- United States
- Ohio
- Letter
I am writing to urge immediate congressional action to enforce the Epstein Files Transparency Act, a bipartisan law requiring the Department of Justice to release all unclassified records related to Jeffrey Epstein.
The Act mandated disclosure within 30 days. That deadline passed over a month ago. DOJ has released only a small fraction of the records and has failed to provide the required reporting to Congress explaining redactions and withholdings.
More troubling, DOJ has now argued in court that the Act is effectively unenforceable—that no judge may compel compliance or oversee the process. This position undermines Congress’s authority, weakens oversight, and denies victims the transparency the law promised.
This is not about targeting any individual named in the files.

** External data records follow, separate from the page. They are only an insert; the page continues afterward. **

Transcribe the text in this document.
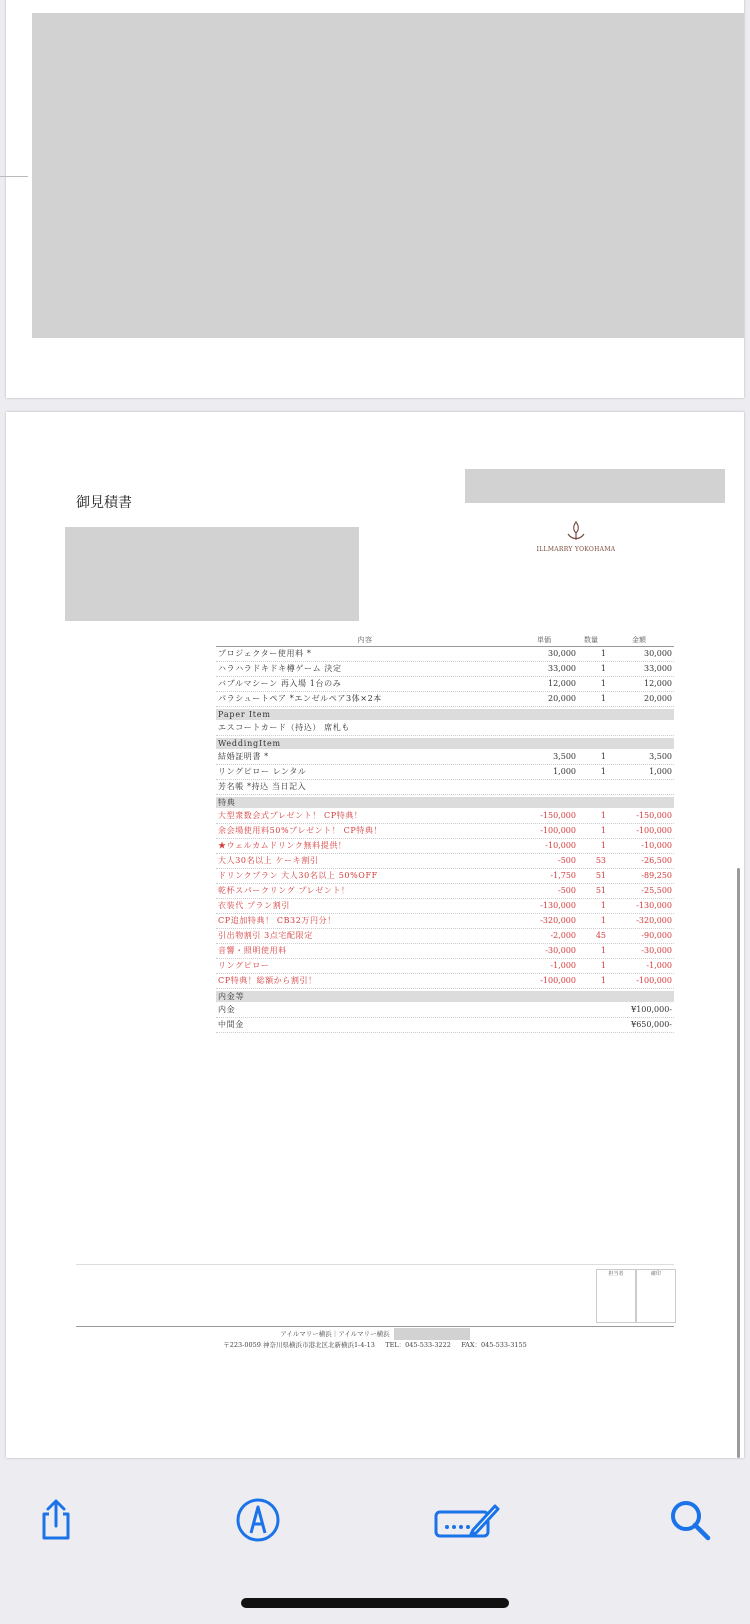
御見積書
ILLMARRY YOKOHAMA
内容	単価	数量	金額
プロジェクター使用料 *	30,000	1	30,000
ハラハラドキドキ樽ゲーム 決定	33,000	1	33,000
バブルマシーン 再入場 1台のみ	12,000	1	12,000
パラシュートペア *エンゼルペア3体×2本	20,000	1	20,000
Paper Item
エスコートカード（持込） 席札も
WeddingItem
結婚証明書 *	3,500	1	3,500
リングピロー レンタル	1,000	1	1,000
芳名帳 *持込 当日記入
特典
大型衆数会式プレゼント！ CP特典！	-150,000	1	-150,000
余会場使用料50%プレゼント！ CP特典！	-100,000	1	-100,000
★ウェルカムドリンク無料提供！	-10,000	1	-10,000
大人30名以上 ケーキ割引	-500	53	-26,500
ドリンクプラン 大人30名以上 50%OFF	-1,750	51	-89,250
乾杯スパークリング プレゼント！	-500	51	-25,500
衣装代 プラン割引	-130,000	1	-130,000
CP追加特典！ CB32万円分！	-320,000	1	-320,000
引出物割引 3点宅配限定	-2,000	45	-90,000
音響・照明使用料	-30,000	1	-30,000
リングピロー	-1,000	1	-1,000
CP特典！総額から割引！	-100,000	1	-100,000
内金等
内金	¥100,000-
中間金	¥650,000-
担当者	確印
アイルマリー横浜｜アイルマリー横浜
〒223-0059 神奈川県横浜市港北区北新横浜1-4-13 TEL：045-533-3222 FAX：045-533-3155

It is about whether victims receive timely transparency, whether laws passed by Congress carry force, and whether executive agencies may simply ignore statutory mandates.

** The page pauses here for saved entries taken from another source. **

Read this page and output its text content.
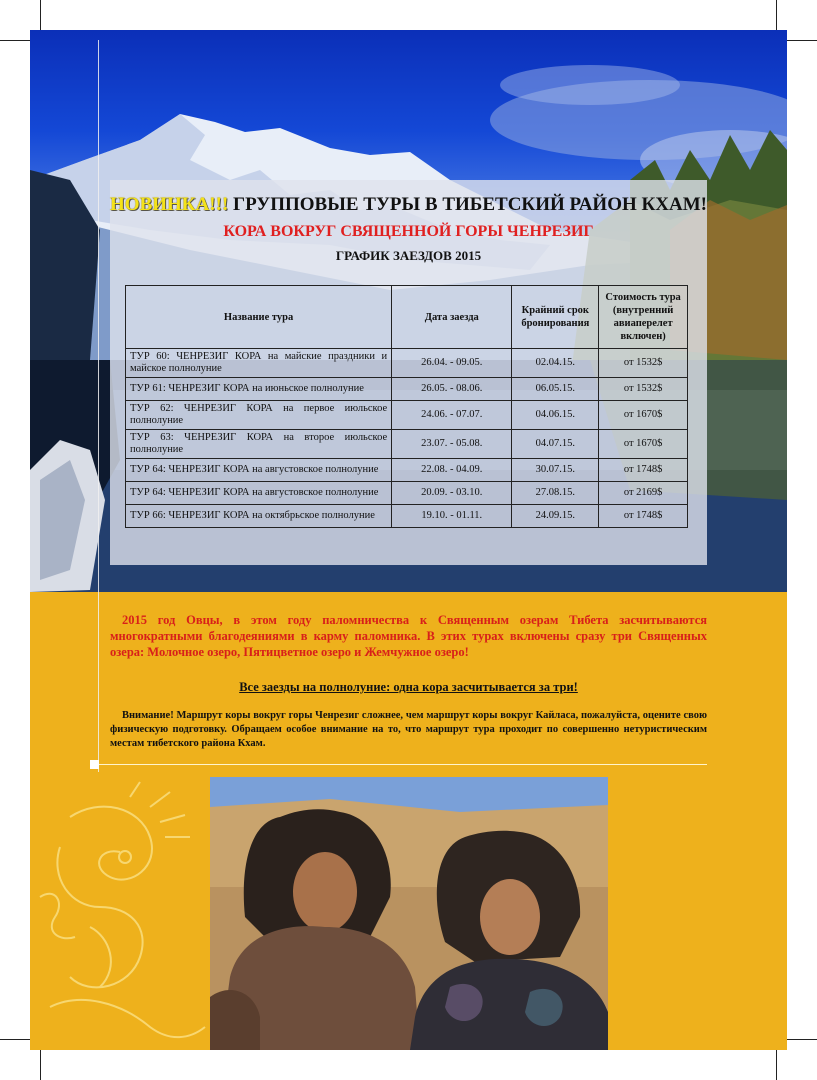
НОВИНКА!!! ГРУППОВЫЕ ТУРЫ В ТИБЕТСКИЙ РАЙОН КХАМ!
КОРА ВОКРУГ СВЯЩЕННОЙ ГОРЫ ЧЕНРЕЗИГ
ГРАФИК ЗАЕЗДОВ 2015
Название тура	Дата заезда	Крайний срок бронирования	Стоимость тура (внутренний авиаперелет включен)
ТУР 60: ЧЕНРЕЗИГ КОРА на майские праздники и майское полнолуние	26.04. - 09.05.	02.04.15.	от 1532$
ТУР 61: ЧЕНРЕЗИГ КОРА на июньское полнолуние	26.05. - 08.06.	06.05.15.	от 1532$
ТУР 62: ЧЕНРЕЗИГ КОРА на первое июльское полнолуние	24.06. - 07.07.	04.06.15.	от 1670$
ТУР 63: ЧЕНРЕЗИГ КОРА на второе июльское полнолуние	23.07. - 05.08.	04.07.15.	от 1670$
ТУР 64: ЧЕНРЕЗИГ КОРА на августовское полнолуние	22.08. - 04.09.	30.07.15.	от 1748$
ТУР 64: ЧЕНРЕЗИГ КОРА на августовское полнолуние	20.09. - 03.10.	27.08.15.	от 2169$
ТУР 66: ЧЕНРЕЗИГ КОРА на октябрьское полнолуние	19.10. - 01.11.	24.09.15.	от 1748$
2015 год Овцы, в этом году паломничества к Священным озерам Тибета засчитываются многократными благодеяниями в карму паломника. В этих турах включены сразу три Священных озера: Молочное озеро, Пятицветное озеро и Жемчужное озеро!
Все заезды на полнолуние: одна кора засчитывается за три!
Внимание! Маршрут коры вокруг горы Ченрезиг сложнее, чем маршрут коры вокруг Кайласа, пожалуйста, оцените свою физическую подготовку. Обращаем особое внимание на то, что маршрут тура проходит по совершенно нетуристическим местам тибетского района Кхам.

Because DOJ has placed the enforceability of this law in doubt, Congress must act. I urge you to conduct immediate oversight hearings, require sworn reporting on DOJ’s compliance, authorize independent oversight if necessary, and use Congress’s legislative and appropriations powers to enforce mandatory transparency.
A law passed overwhelmingly by Congress cannot be allowed to become optional. Survivors—and the public—deserve better.